Man kann dem Bundesrat gratulieren. Im kürzlich verabschiedeten Bericht zur künftigen Ausrichtung der Agrarpolitik hat er zum ersten Mal alle Akteure entlang der Wertschöpfungskette in die Pflicht genommen. Nicht nur die landwirtschaftliche Produktion, auch der Konsum steht im Fokus der Massnahmen. Das gesamte Ernährungssystem wird miteinbezogen. Eine erfreuliche Entwicklung!
Landwirtschaft steht vor enormen Herausforderungen
Die Wirtschaftskommission des Ständerates hat derweil die Beratungen zur Agrarpolitik 2022+ wieder aufgenommen. Die Zeit drängt, denn die Landwirtschaft steht vor enormen Herausforderungen: Sie muss ihre Treibhausgasemissionen senken, ressourcenschonender wirtschaften und weiterhin ihren Versorgungsauftrag erfüllen. Gleichzeitig machen steigende Produktionskosten, extremere Wetterlagen und neue regulatorische Vorgaben zu schaffen.
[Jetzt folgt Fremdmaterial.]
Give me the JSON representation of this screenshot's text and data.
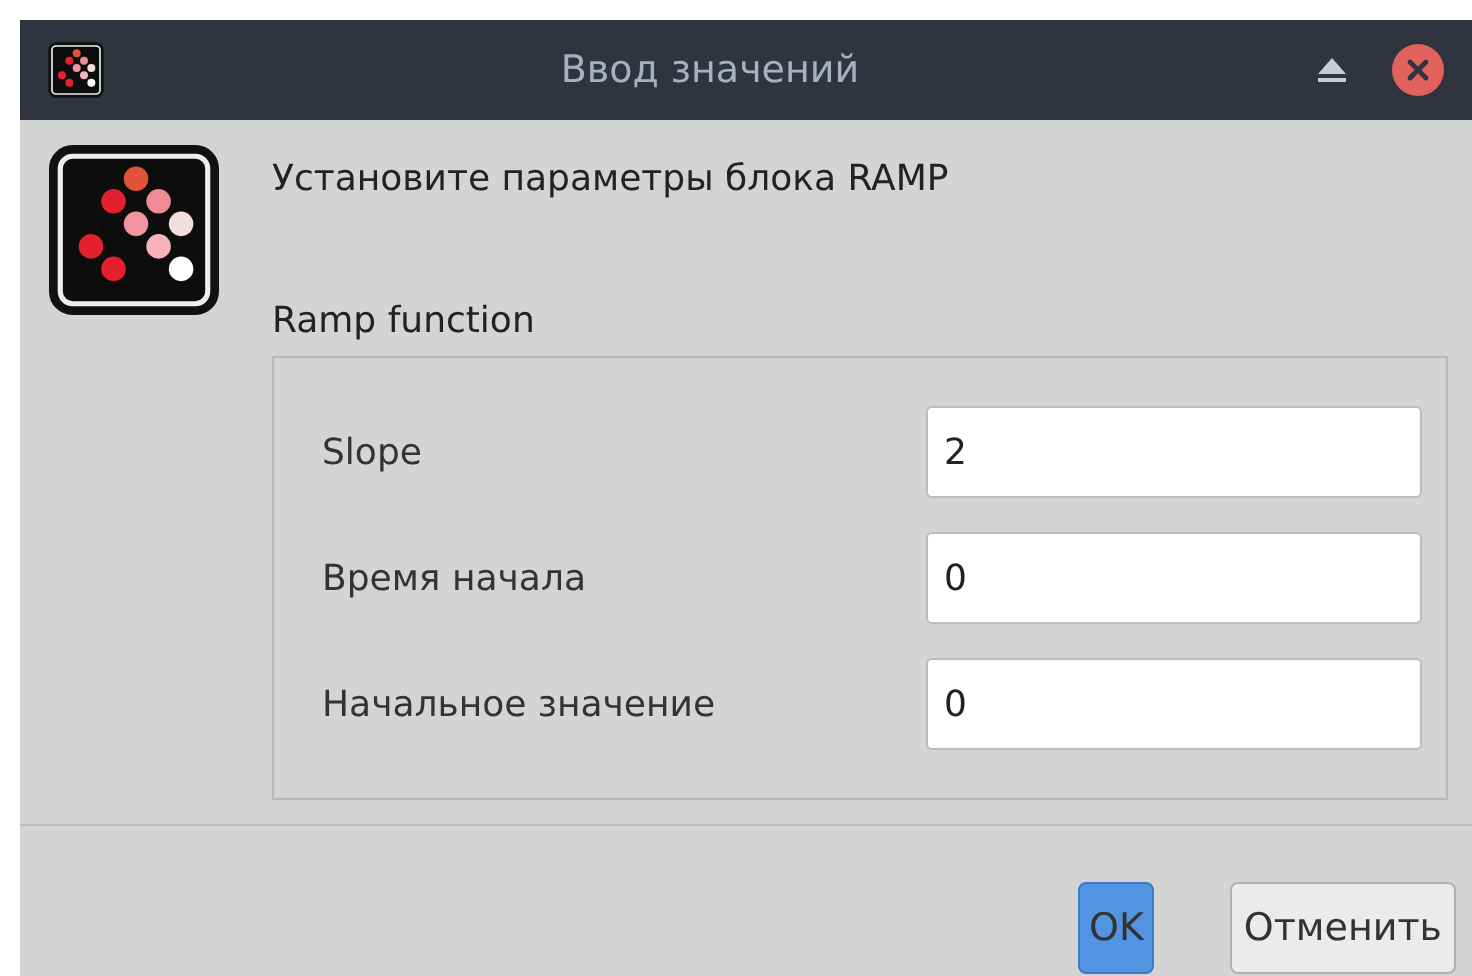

Beispiel Absenkpfad Nährstoffe: Ökostrom Schweiz als Fachverband landwirtschaftliches Biogas begrüsst sehr, dass die Branche zur Reduktion der Nährstoffverluste in die Verantwortung genommen wird. Doch das vom Bundesamt für Landwirtschaft (BLW) vorgeschlagene Massnahmenpaket übersteuert. Zudem können die hochambitionierten Reduktionsziele wohl nur über eine zusätzliche Senkung der Tierbestände erreicht werden.
Tierhaltung zunutze machen
Statt das Kind mit dem Bade auszuschütten, könnte man sich eine nachhaltige Tierhaltung zunutze machen. So hat die Vergärung von Hofdünger in landwirtschaftlichen Biogasanlagen ein enormes ungenutztes Potenzial und bietet viele Lösungsansätze, um die akuten Herausforderungen zu bewältigen. Durch das Überführen von Hofdünger in gasdicht geschlossene Systeme werden klimaschädliche Emissionen reduziert. Ein Bericht des auf Ökobilanzstudien spezialisierten Unternehmens Carbotech zeigte im März 2022 auf: «Mit jedem aus Hofdünger produzierten Kubikmeter Biogas werden, im Vergleich zur konventionellen Hofdüngerbewirtschaftung, rund 1,4 kg CO2-Äquivalente weniger emittiert.» In der Tat ist die Hofdüngervergärung heute die mit Abstand wichtigste messbare Klimaschutzmassnahme in der Landwirtschaft. Zudem trägt sie dazu bei, die Landwirtschaft unabhängiger von immer teureren fossilen Treibstoffen und Kunstdüngern zu machen.
Auch der Beitrag zum Absenkpfad Nährstoffe liesse sich steigern, wenn mehr Mist aus der Landwirtschaft den Biogasanlagen zugeführt würde und Vergärungsprodukte Kunstdünger vermehrt ersetzten. Ökostrom Schweiz hat daher zusammen mit anderen Verbänden einen Antrag für ein Ressourcenprogramm eingereicht, das Massnahmen zum Ersatz von Kunstdünger praxisnah untersuchen möchte. Bereits im Januar schlug die Branche die Einführung eines Produktionssystembeitrags zur Förderung der Hofdüngervergärung vor. Damit würde ein Anreiz geschaffen, in zusätzliche Vergärkapazitäten zu investieren. Mehr Hofdünger könnte so in einer Biogasanlage veredelt werden.
Wenig beeindrucktes BLW
Beim BLW zeigt man sich indes wenig beeindruckt. Bis anhin stiessen die Vorschläge der Branche und der Antrag für das Ressourcenprogramm beim Bund auf grosse Zurückhaltung. Ökostrom Schweiz bietet im Hinblick auf die neue Agrarpolitik weiterhin Hand, die Herausforderungen gemeinsam anzupacken. Denn es müsste doch klar sein: Die Tierhaltung ist nicht Teil des Problems, sondern Teil der Lösung.